The head of MI5, Ken McCallum, has accused Facebook of giving a ‘free pass’ to terrorists and criminals with its plans to introduce end-to-end encryption into Messenger and Instagram.
In an interview with Times Radio, McCallum said that plans by Facebook CEO Mark Zuckerberg to add end-to-end encryption would hamper law-enforcement agencies’ ability to disrupt terrorist attacks and enable criminals to operate more freely, without being visible to security agencies.
“It is the case, especially around default encryption, that decisions taken in California boardrooms are every bit as relevant to our ability to do our jobs as decisions taken in Afghanistan or Syria,” he said.
McCallum tried to justify his argument.

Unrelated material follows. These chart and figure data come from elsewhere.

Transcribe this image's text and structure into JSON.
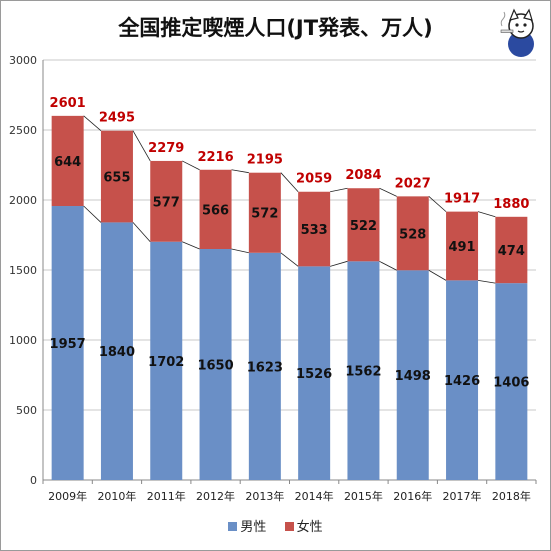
{
  "chart_data": {
    "type": "bar",
    "stacked": true,
    "title": "全国推定喫煙人口(JT発表、万人)",
    "categories": [
      "2009年",
      "2010年",
      "2011年",
      "2012年",
      "2013年",
      "2014年",
      "2015年",
      "2016年",
      "2017年",
      "2018年"
    ],
    "series": [
      {
        "name": "男性",
        "color": "#6a8fc6",
        "values": [
          1957,
          1840,
          1702,
          1650,
          1623,
          1526,
          1562,
          1498,
          1426,
          1406
        ]
      },
      {
        "name": "女性",
        "color": "#c6514b",
        "values": [
          644,
          655,
          577,
          566,
          572,
          533,
          522,
          528,
          491,
          474
        ]
      }
    ],
    "totals": [
      2601,
      2495,
      2279,
      2216,
      2195,
      2059,
      2084,
      2027,
      1917,
      1880
    ],
    "total_label_color": "#c00000",
    "ylim": [
      0,
      3000
    ],
    "yticks": [
      0,
      500,
      1000,
      1500,
      2000,
      2500,
      3000
    ],
    "grid": true,
    "legend_position": "bottom"
  }
}
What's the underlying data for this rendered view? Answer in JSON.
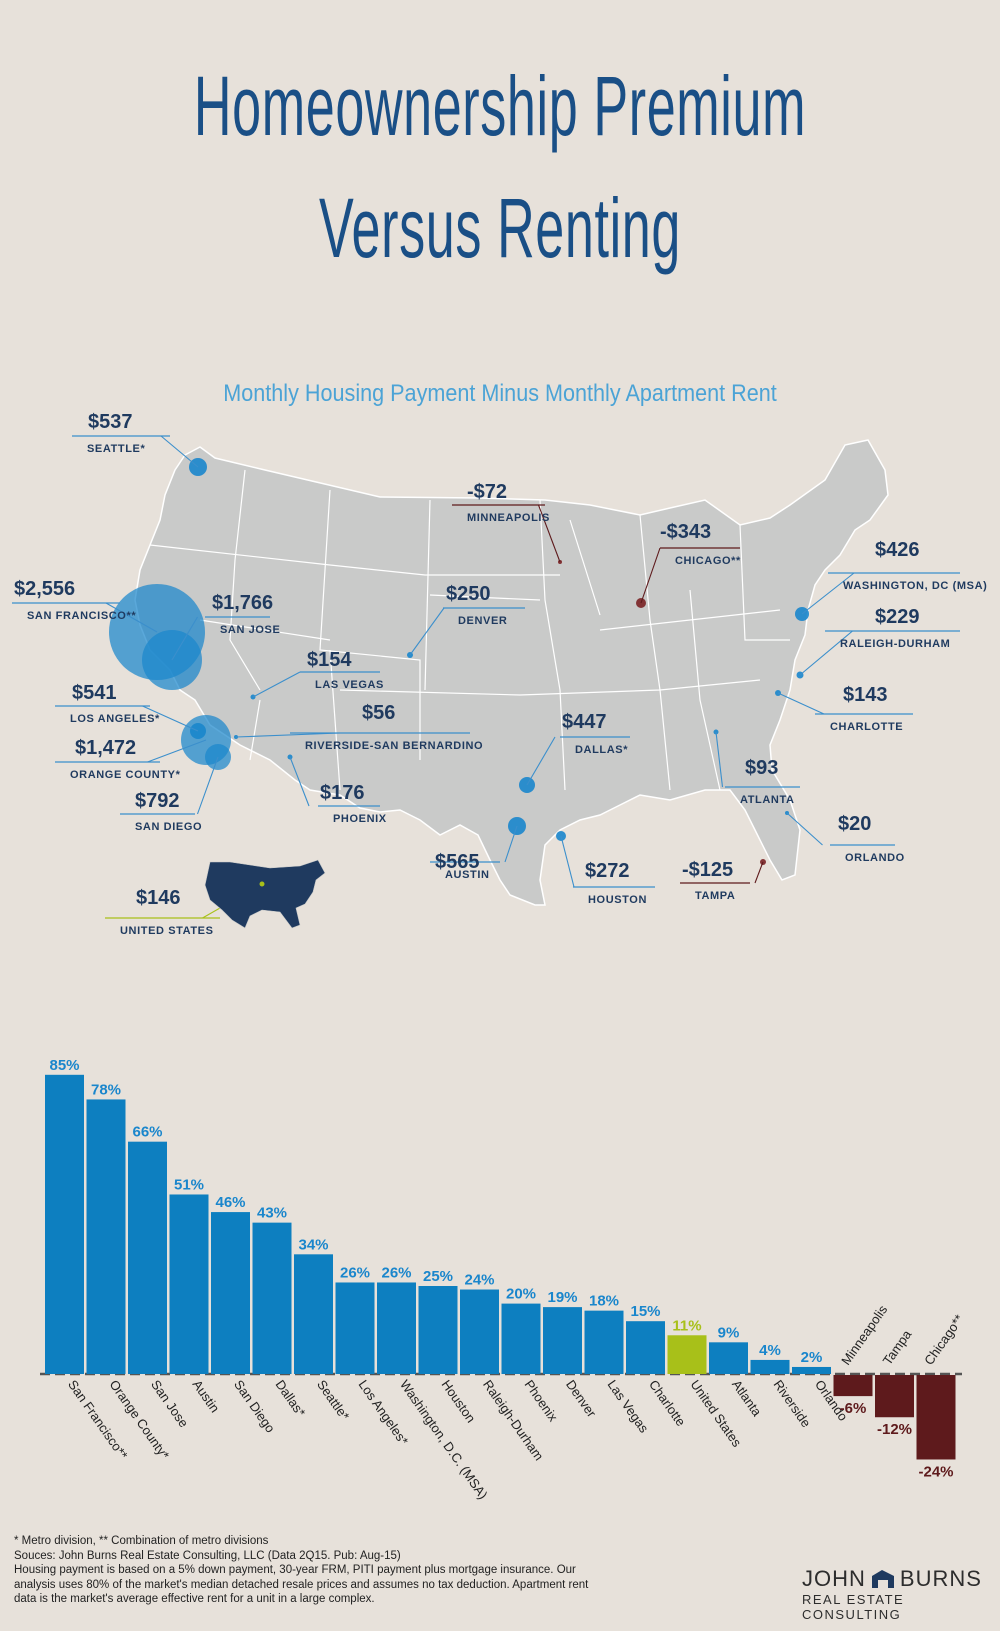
{
  "title_line1": "Homeownership Premium",
  "title_line2": "Versus Renting",
  "subtitle": "Monthly Housing Payment Minus Monthly Apartment Rent",
  "colors": {
    "positive": "#0d7fc0",
    "negative": "#5e1a1c",
    "us": "#a8c019",
    "map": "#c9cac9",
    "accent": "#1a4f86"
  },
  "map_labels": [
    {
      "value": "$537",
      "label": "SEATTLE*",
      "neg": false
    },
    {
      "value": "$2,556",
      "label": "SAN FRANCISCO**",
      "neg": false
    },
    {
      "value": "$1,766",
      "label": "SAN JOSE",
      "neg": false
    },
    {
      "value": "$541",
      "label": "LOS ANGELES*",
      "neg": false
    },
    {
      "value": "$1,472",
      "label": "ORANGE COUNTY*",
      "neg": false
    },
    {
      "value": "$792",
      "label": "SAN DIEGO",
      "neg": false
    },
    {
      "value": "$154",
      "label": "LAS VEGAS",
      "neg": false
    },
    {
      "value": "$56",
      "label": "RIVERSIDE-SAN BERNARDINO",
      "neg": false
    },
    {
      "value": "$176",
      "label": "PHOENIX",
      "neg": false
    },
    {
      "value": "$250",
      "label": "DENVER",
      "neg": false
    },
    {
      "value": "-$72",
      "label": "MINNEAPOLIS",
      "neg": true
    },
    {
      "value": "-$343",
      "label": "CHICAGO**",
      "neg": true
    },
    {
      "value": "$447",
      "label": "DALLAS*",
      "neg": false
    },
    {
      "value": "$565",
      "label": "AUSTIN",
      "neg": false
    },
    {
      "value": "$272",
      "label": "HOUSTON",
      "neg": false
    },
    {
      "value": "$426",
      "label": "WASHINGTON, DC (MSA)",
      "neg": false
    },
    {
      "value": "$229",
      "label": "RALEIGH-DURHAM",
      "neg": false
    },
    {
      "value": "$143",
      "label": "CHARLOTTE",
      "neg": false
    },
    {
      "value": "$93",
      "label": "ATLANTA",
      "neg": false
    },
    {
      "value": "$20",
      "label": "ORLANDO",
      "neg": false
    },
    {
      "value": "-$125",
      "label": "TAMPA",
      "neg": true
    },
    {
      "value": "$146",
      "label": "UNITED STATES",
      "neg": false
    }
  ],
  "chart_data": {
    "type": "bar",
    "categories": [
      "San Francisco**",
      "Orange County*",
      "San Jose",
      "Austin",
      "San Diego",
      "Dallas*",
      "Seattle*",
      "Los Angeles*",
      "Washington, D.C. (MSA)",
      "Houston",
      "Raleigh-Durham",
      "Phoenix",
      "Denver",
      "Las Vegas",
      "Charlotte",
      "United States",
      "Atlanta",
      "Riverside",
      "Orlando",
      "Minneapolis",
      "Tampa",
      "Chicago**"
    ],
    "values": [
      85,
      78,
      66,
      51,
      46,
      43,
      34,
      26,
      26,
      25,
      24,
      20,
      19,
      18,
      15,
      11,
      9,
      4,
      2,
      -6,
      -12,
      -24
    ],
    "value_labels": [
      "85%",
      "78%",
      "66%",
      "51%",
      "46%",
      "43%",
      "34%",
      "26%",
      "26%",
      "25%",
      "24%",
      "20%",
      "19%",
      "18%",
      "15%",
      "11%",
      "9%",
      "4%",
      "2%",
      "-6%",
      "-12%",
      "-24%"
    ],
    "highlight": "United States",
    "ylim": [
      -24,
      85
    ]
  },
  "notes": [
    "* Metro division, ** Combination of metro divisions",
    "Souces: John Burns Real Estate Consulting, LLC (Data 2Q15. Pub: Aug-15)",
    "Housing payment is based on a 5% down payment, 30-year FRM, PITI payment plus mortgage insurance. Our",
    "analysis uses 80% of the market's median detached resale prices and assumes no tax deduction.  Apartment rent",
    "data is the market's average effective rent for a unit in a large complex."
  ],
  "logo": {
    "left": "JOHN",
    "right": "BURNS",
    "sub": "REAL ESTATE CONSULTING"
  }
}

He proposed a scenario of security agencies receiving information that a person is making a bomb in a living room: in the physical world, they apply for a warrant from a senior judge and the Home Secretary to be able to access the property and find out whether a bomb is indeed being made or not.

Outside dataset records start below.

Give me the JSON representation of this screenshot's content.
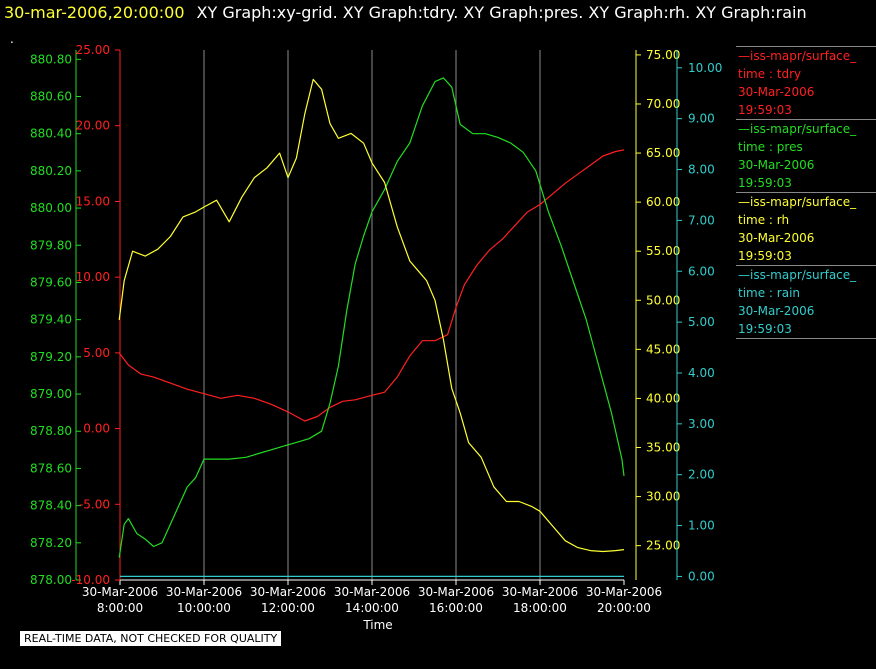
{
  "header": {
    "datetime": "30-mar-2006,20:00:00",
    "titles": "XY Graph:xy-grid.  XY Graph:tdry.  XY Graph:pres.  XY Graph:rh.  XY Graph:rain"
  },
  "dot": ".",
  "quality_note": "REAL-TIME DATA, NOT CHECKED FOR QUALITY",
  "legend": [
    {
      "title": "—iss-mapr/surface_",
      "line2": "time : tdry",
      "line3": "30-Mar-2006",
      "line4": "19:59:03",
      "color": "#ff2020"
    },
    {
      "title": "—iss-mapr/surface_",
      "line2": "time : pres",
      "line3": "30-Mar-2006",
      "line4": "19:59:03",
      "color": "#22dd22"
    },
    {
      "title": "—iss-mapr/surface_",
      "line2": "time : rh",
      "line3": "30-Mar-2006",
      "line4": "19:59:03",
      "color": "#ffff33"
    },
    {
      "title": "—iss-mapr/surface_",
      "line2": "time : rain",
      "line3": "30-Mar-2006",
      "line4": "19:59:03",
      "color": "#33cccc"
    }
  ],
  "chart_data": {
    "type": "line",
    "xlabel": "Time",
    "x_ticks": [
      {
        "date": "30-Mar-2006",
        "time": "8:00:00",
        "hour": 8
      },
      {
        "date": "30-Mar-2006",
        "time": "10:00:00",
        "hour": 10
      },
      {
        "date": "30-Mar-2006",
        "time": "12:00:00",
        "hour": 12
      },
      {
        "date": "30-Mar-2006",
        "time": "14:00:00",
        "hour": 14
      },
      {
        "date": "30-Mar-2006",
        "time": "16:00:00",
        "hour": 16
      },
      {
        "date": "30-Mar-2006",
        "time": "18:00:00",
        "hour": 18
      },
      {
        "date": "30-Mar-2006",
        "time": "20:00:00",
        "hour": 20
      }
    ],
    "xlim": [
      8,
      20
    ],
    "grid": "vertical",
    "axes": {
      "pres": {
        "ylim": [
          878.0,
          880.85
        ],
        "ticks": [
          "878.00",
          "878.20",
          "878.40",
          "878.60",
          "878.80",
          "879.00",
          "879.20",
          "879.40",
          "879.60",
          "879.80",
          "880.00",
          "880.20",
          "880.40",
          "880.60",
          "880.80"
        ],
        "color": "#22dd22"
      },
      "tdry": {
        "ylim": [
          -10,
          25
        ],
        "ticks": [
          "-10.00",
          "-5.00",
          "0.00",
          "5.00",
          "10.00",
          "15.00",
          "20.00",
          "25.00"
        ],
        "color": "#ff2020"
      },
      "rh": {
        "ylim": [
          21.5,
          75.5
        ],
        "ticks": [
          "25.00",
          "30.00",
          "35.00",
          "40.00",
          "45.00",
          "50.00",
          "55.00",
          "60.00",
          "65.00",
          "70.00",
          "75.00"
        ],
        "color": "#ffff33"
      },
      "rain": {
        "ylim": [
          -0.07,
          10.35
        ],
        "ticks": [
          "0.00",
          "1.00",
          "2.00",
          "3.00",
          "4.00",
          "5.00",
          "6.00",
          "7.00",
          "8.00",
          "9.00",
          "10.00"
        ],
        "color": "#33cccc"
      }
    },
    "series": [
      {
        "name": "tdry",
        "axis": "tdry",
        "color": "#ff2020",
        "x": [
          7.98,
          8.2,
          8.5,
          8.8,
          9.2,
          9.6,
          10.0,
          10.4,
          10.8,
          11.2,
          11.6,
          12.0,
          12.2,
          12.4,
          12.7,
          13.0,
          13.3,
          13.6,
          14.0,
          14.3,
          14.6,
          14.9,
          15.2,
          15.5,
          15.8,
          16.0,
          16.2,
          16.5,
          16.8,
          17.1,
          17.4,
          17.7,
          18.0,
          18.3,
          18.6,
          18.9,
          19.2,
          19.5,
          19.8,
          20.0
        ],
        "y": [
          5.0,
          4.2,
          3.6,
          3.4,
          3.0,
          2.6,
          2.3,
          2.0,
          2.2,
          2.0,
          1.6,
          1.1,
          0.8,
          0.5,
          0.8,
          1.4,
          1.8,
          1.9,
          2.2,
          2.4,
          3.4,
          4.8,
          5.8,
          5.8,
          6.2,
          8.0,
          9.5,
          10.8,
          11.8,
          12.5,
          13.4,
          14.3,
          14.8,
          15.5,
          16.2,
          16.8,
          17.4,
          18.0,
          18.3,
          18.4
        ]
      },
      {
        "name": "pres",
        "axis": "pres",
        "color": "#22dd22",
        "x": [
          7.98,
          8.1,
          8.2,
          8.4,
          8.6,
          8.8,
          9.0,
          9.2,
          9.4,
          9.6,
          9.8,
          10.0,
          10.2,
          10.6,
          11.0,
          11.3,
          11.6,
          11.9,
          12.2,
          12.5,
          12.8,
          13.0,
          13.2,
          13.4,
          13.6,
          13.8,
          14.0,
          14.3,
          14.6,
          14.9,
          15.2,
          15.5,
          15.7,
          15.9,
          16.1,
          16.4,
          16.7,
          17.0,
          17.3,
          17.6,
          17.9,
          18.2,
          18.5,
          18.8,
          19.1,
          19.4,
          19.7,
          19.95,
          20.0
        ],
        "y": [
          878.12,
          878.3,
          878.33,
          878.25,
          878.22,
          878.18,
          878.2,
          878.3,
          878.4,
          878.5,
          878.55,
          878.65,
          878.65,
          878.65,
          878.66,
          878.68,
          878.7,
          878.72,
          878.74,
          878.76,
          878.8,
          878.95,
          879.15,
          879.45,
          879.7,
          879.85,
          879.98,
          880.1,
          880.25,
          880.35,
          880.55,
          880.68,
          880.7,
          880.65,
          880.45,
          880.4,
          880.4,
          880.38,
          880.35,
          880.3,
          880.2,
          879.98,
          879.8,
          879.6,
          879.4,
          879.15,
          878.9,
          878.65,
          878.56
        ]
      },
      {
        "name": "rh",
        "axis": "rh",
        "color": "#ffff33",
        "x": [
          7.98,
          8.1,
          8.3,
          8.6,
          8.9,
          9.2,
          9.5,
          9.8,
          10.0,
          10.3,
          10.6,
          10.9,
          11.2,
          11.5,
          11.8,
          12.0,
          12.2,
          12.4,
          12.6,
          12.8,
          13.0,
          13.2,
          13.5,
          13.8,
          14.0,
          14.3,
          14.6,
          14.9,
          15.1,
          15.3,
          15.5,
          15.7,
          15.9,
          16.1,
          16.3,
          16.6,
          16.9,
          17.2,
          17.5,
          17.8,
          18.0,
          18.3,
          18.6,
          18.9,
          19.2,
          19.5,
          19.8,
          20.0
        ],
        "y": [
          48.0,
          52.0,
          55.0,
          54.5,
          55.2,
          56.5,
          58.5,
          59.0,
          59.5,
          60.2,
          58.0,
          60.5,
          62.5,
          63.5,
          65.0,
          62.5,
          64.5,
          69.0,
          72.5,
          71.5,
          68.0,
          66.5,
          67.0,
          66.0,
          64.0,
          62.0,
          57.5,
          54.0,
          53.0,
          52.0,
          50.0,
          46.0,
          41.0,
          38.5,
          35.5,
          34.0,
          31.0,
          29.5,
          29.5,
          29.0,
          28.5,
          27.0,
          25.5,
          24.8,
          24.5,
          24.4,
          24.5,
          24.6
        ]
      },
      {
        "name": "rain",
        "axis": "rain",
        "color": "#33cccc",
        "x": [
          8.0,
          20.0
        ],
        "y": [
          0.0,
          0.0
        ]
      }
    ]
  }
}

“We need to have that ability online also,” he said.
“If you have end-to-end default encryption with absolutely no means of unwrapping that encryption, you are in effect giving those rare people – terrorists or people who are organising child sexual abuse online, some of the worst people in our society – a free pass where they know that nobody can see into what they are doing in those private living rooms.”
Facebook uses encryption technology in its WhatsApp messaging service but has plans to roll out the feature to other services, as well.
Security experts are concerned that introducing end-to-end encryption in Instagram and Facebook Messenger would make it difficult to identify child abuse images in private messages.
They warn that Facebook will no longer use algorithms to flag illegal content, and no person other than the sender and receiver will be able to view the messages.
Facebook, however, insists that end-to-end encryption is needed to keep users safe from malicious actors.
In a statement to The Times, the company stressed that it had measures in place to fight criminal activity and that it would continue to work with law-enforcement agencies.
‘We have no tolerance for terrorism or child exploitation on our platforms and are building strong safety measures into our plans, including using information like behavioural patterns and user reports to combat such abuse,’ the company said.
McCallum’s criticism of Facebook’s encryption plan comes about a month after Home Secretary Priti Patel urged the company to “take the safety of children as seriously” as it does the business of advertising on internet.
“Sadly, at a time when we need to be taking more action, Facebook are pursuing end-to-end encryption plans that place the good work and progress achieved so far [on fighting the issue of child abuse] in jeopardy,” Ms Patel said last month during an event organised by the National Society for the Prevention of Cruelty to Children (NSPCC).
The NSPCC warned in a report last month that 52 per cent of online child sex crimes in England and Wales were committed over Facebook-owned apps.
The Home Office also estimates that Facebook’s encryption plans will result in removal of about 12 million reports of child abuse to the National Centre for Missing and Exploited Children each year.
However, bodies like the Open Rights Group oppose the Home Office’s proposals, arguing that banning encryption is akin to using a sledgehammer to crack a nut.